Two more big pieces to this will be the rollout of the game and the updates: Fortnite fundamentally changed the user's expectations for update frequency. Then again, Epic Games has a massive team of people working diligently to bring regular refreshes to Fortnite so the user base of millions upon millions doesn't get bored. We have short attention spans, you know! That can be a massive strain on other BR titles. Look at Apex Legends -- it's definitely a success, but imagine if it had retained the incredible buzz it garnered at launch last February, when it surpassed Fortnite and became the talk of the town. The problem was, Fortnite came back with something different soon after, Apex Legends couldn't follow suit quickly enough and Fortnite retook the crown. Apex certainly has its space, but not many are saying it's competing for No. 1 on a regular basis. Hyper Scape will have a similar challenge -- who will be involved in the rollout? Will it be a red carpet affair with top names streaming on day one with massive social media buzz? And what about when the honeymoon phase is over, will we be getting a regular schedule of updates to the game, enough to keep users interested and not move on to the next flavor of the month shiny object?
The battle for attention is a ruthless endeavor indeed.
1. Clix has a new home, leaving Misfits and joining NRG. The popular streamer and Fortnite World Cup competitor also had a slick announcement video, involving investor Shaquille O'Neal. Very cool. Great way to join a new org!
2. Warzone is knocking on the door of the top Twitch viewership list I posted above, and developer Infinity Ward just increased player lobbies to hold up to 200 players, along with other additions that were pretty well-received. For all the talk about Modern Warfare being a "chalked" release among many long time Call of Duty fans and Call of Duty League pros, Warzone has been a boon, and remains one of the best BR titles out there.
3. Cloakzy tweeted an "It's official" contract meme with no context.
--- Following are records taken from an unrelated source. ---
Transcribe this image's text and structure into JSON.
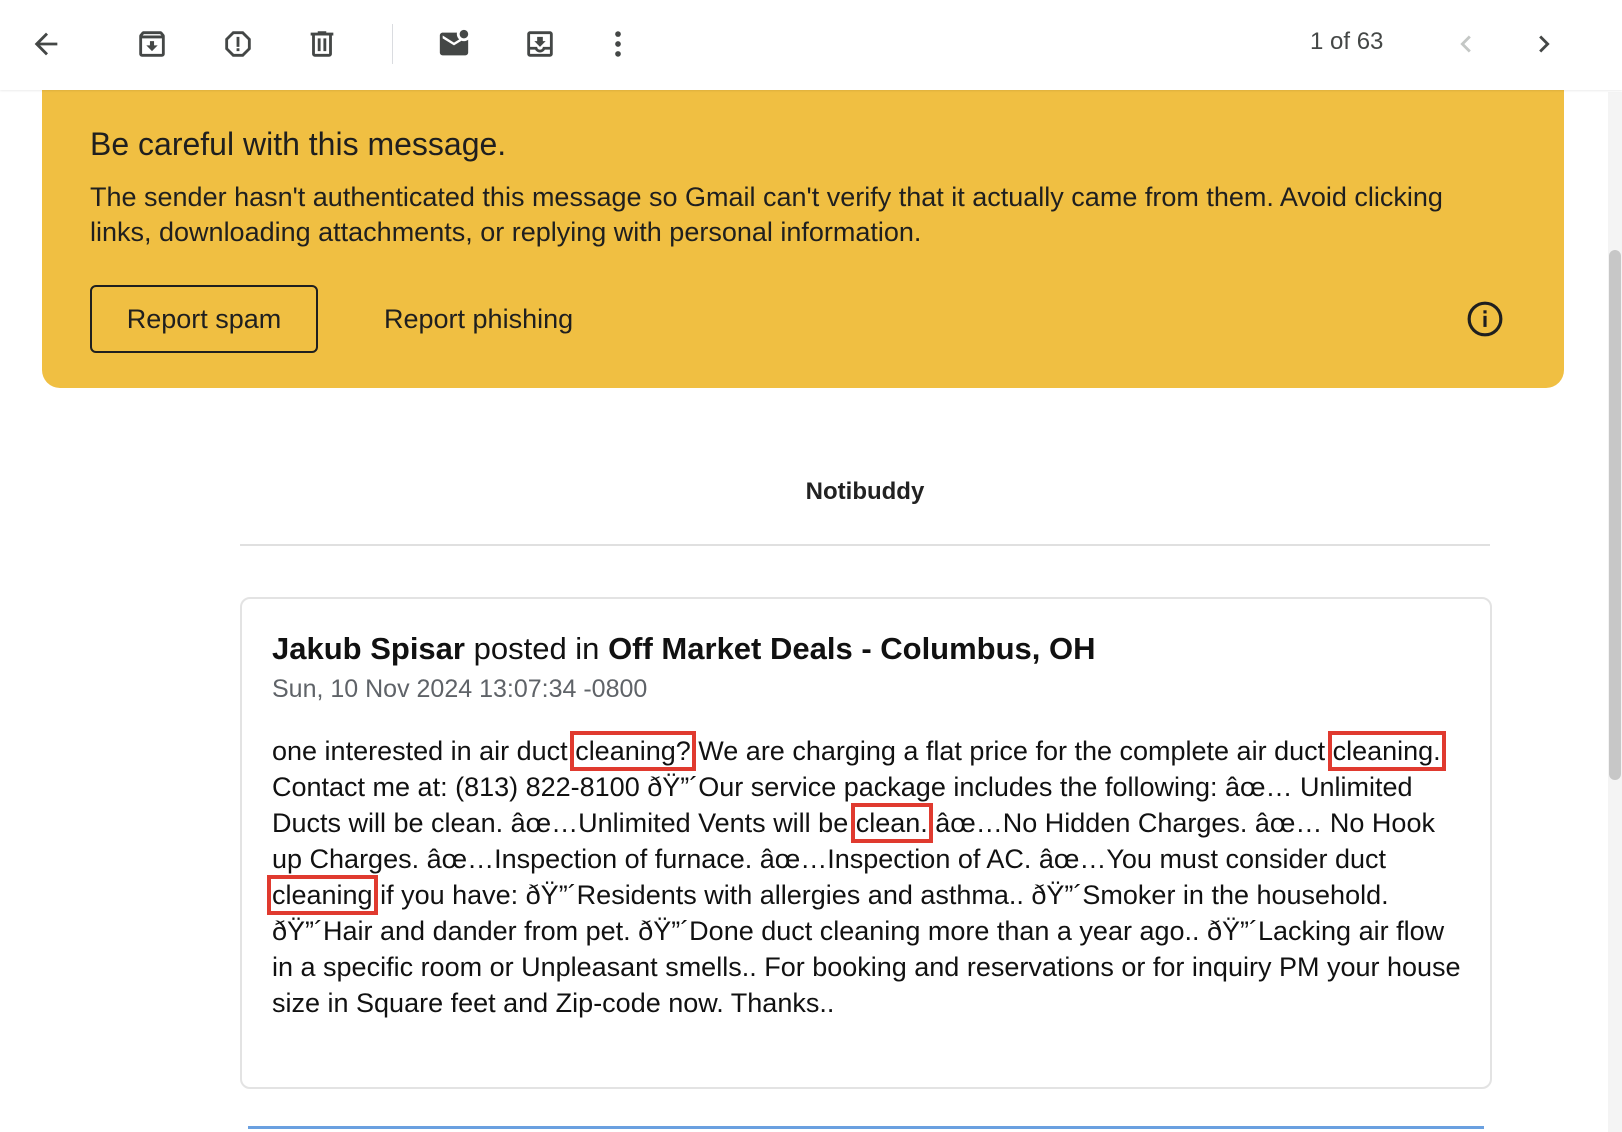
{
  "toolbar": {
    "back_icon": "arrow-left-icon",
    "archive_icon": "archive-icon",
    "report_spam_icon": "report-icon",
    "delete_icon": "trash-icon",
    "mark_unread_icon": "mark-unread-icon",
    "move_to_icon": "move-to-inbox-icon",
    "more_icon": "more-vert-icon",
    "page_count": "1 of 63",
    "prev_icon": "chevron-left-icon",
    "next_icon": "chevron-right-icon"
  },
  "warning": {
    "title": "Be careful with this message.",
    "text": "The sender hasn't authenticated this message so Gmail can't verify that it actually came from them. Avoid clicking links, downloading attachments, or replying with personal information.",
    "report_spam": "Report spam",
    "report_phishing": "Report phishing",
    "info_icon": "info-icon",
    "background_color": "#f0bf42"
  },
  "email": {
    "sender": "Notibuddy",
    "post": {
      "author": "Jakub Spisar",
      "posted_in": "posted in",
      "group": "Off Market Deals - Columbus, OH",
      "date": "Sun, 10 Nov 2024 13:07:34 -0800",
      "body": [
        "one interested in air duct ",
        "cleaning?",
        " We are charging a flat price for the complete air duct ",
        "cleaning.",
        " Contact me at: (813) 822-8100 ðŸ”´Our service package includes the following: âœ… Unlimited Ducts will be clean. âœ…Unlimited Vents will be ",
        "clean.",
        " âœ…No Hidden Charges. âœ… No Hook up Charges. âœ…Inspection of furnace. âœ…Inspection of AC. âœ…You must consider duct ",
        "cleaning",
        " if you have: ðŸ”´Residents with allergies and asthma.. ðŸ”´Smoker in the household. ðŸ”´Hair and dander from pet. ðŸ”´Done duct cleaning more than a year ago.. ðŸ”´Lacking air flow in a specific room or Unpleasant smells.. For booking and reservations or for inquiry PM your house size in Square feet and Zip-code now. Thanks.."
      ]
    },
    "highlight_color": "#e03a2f"
  }
}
But WHY? We know Cloazky signed with one of the most powerful agencies out there last year, Loaded.gg, who also handle Ninja, CouRage, AnneMunition, summit1g, Shroud among others.
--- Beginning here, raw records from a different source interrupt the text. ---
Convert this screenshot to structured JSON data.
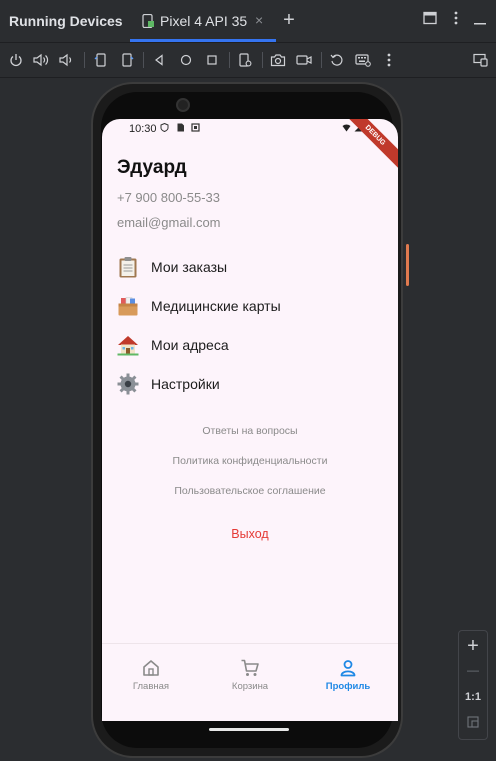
{
  "header": {
    "title": "Running Devices",
    "tab_label": "Pixel 4 API 35",
    "tab_close": "×",
    "add_tab": "+"
  },
  "toolbar": {
    "icons": [
      "power-icon",
      "volume-up-icon",
      "volume-down-icon",
      "rotate-left-icon",
      "rotate-right-icon",
      "back-icon",
      "home-icon",
      "overview-icon",
      "device-settings-icon",
      "screenshot-icon",
      "screen-record-icon",
      "reset-icon",
      "keyboard-icon",
      "more-icon",
      "device-mirroring-icon"
    ]
  },
  "status_bar": {
    "time": "10:30",
    "debug": "DEBUG"
  },
  "profile": {
    "name": "Эдуард",
    "phone": "+7 900 800-55-33",
    "email": "email@gmail.com"
  },
  "menu": [
    {
      "label": "Мои заказы",
      "icon": "clipboard-icon"
    },
    {
      "label": "Медицинские карты",
      "icon": "file-box-icon"
    },
    {
      "label": "Мои адреса",
      "icon": "house-icon"
    },
    {
      "label": "Настройки",
      "icon": "gear-icon"
    }
  ],
  "links": [
    "Ответы на вопросы",
    "Политика конфиденциальности",
    "Пользовательское соглашение"
  ],
  "logout": "Выход",
  "bottom_nav": [
    {
      "label": "Главная",
      "icon": "home-icon",
      "active": false
    },
    {
      "label": "Корзина",
      "icon": "cart-icon",
      "active": false
    },
    {
      "label": "Профиль",
      "icon": "person-icon",
      "active": true
    }
  ],
  "zoom": {
    "plus": "+",
    "minus": "—",
    "one_to_one": "1:1"
  },
  "colors": {
    "accent": "#3574f0",
    "logout": "#e53935",
    "active_nav": "#1e88e5",
    "screen_bg": "#fdf4fb"
  }
}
4. Congrats to BenjyFishy on reaching one million subs on YouTube!
5. Lots of drama going on this week in the BR world, like Ninja and Tfue reviving their rivalry (yes, I would totally support a charity boxing match between the two, it would generate a ton of buzz and if they are both willing participants it would raise a TON of money for a good cause) or Team Ninja going back and forth with xQc / Alinity on Twitter. All I have to say about this is that controversy creates cash. Think about that the next time you see any public drama and trash talk, anywhere. CONTROVERSY. CREATES. CASH.
6. There's one quick thing I want to say about the ongoing story about Dr. Disrespect: take everything you read with a grain of salt, because the longer we don't definitively hear what the cause for his permanent ban is, the more speculation will be out there. This has gripped the gaming world, partly because such a major action has been taken against such a popular streamer, and partly because we don't have much concrete information about the matter after several days. Speculation is a natural human thing to do, but hearing something several times, no matter how outlandish it is, can lead to believing that thing, so we have to be careful.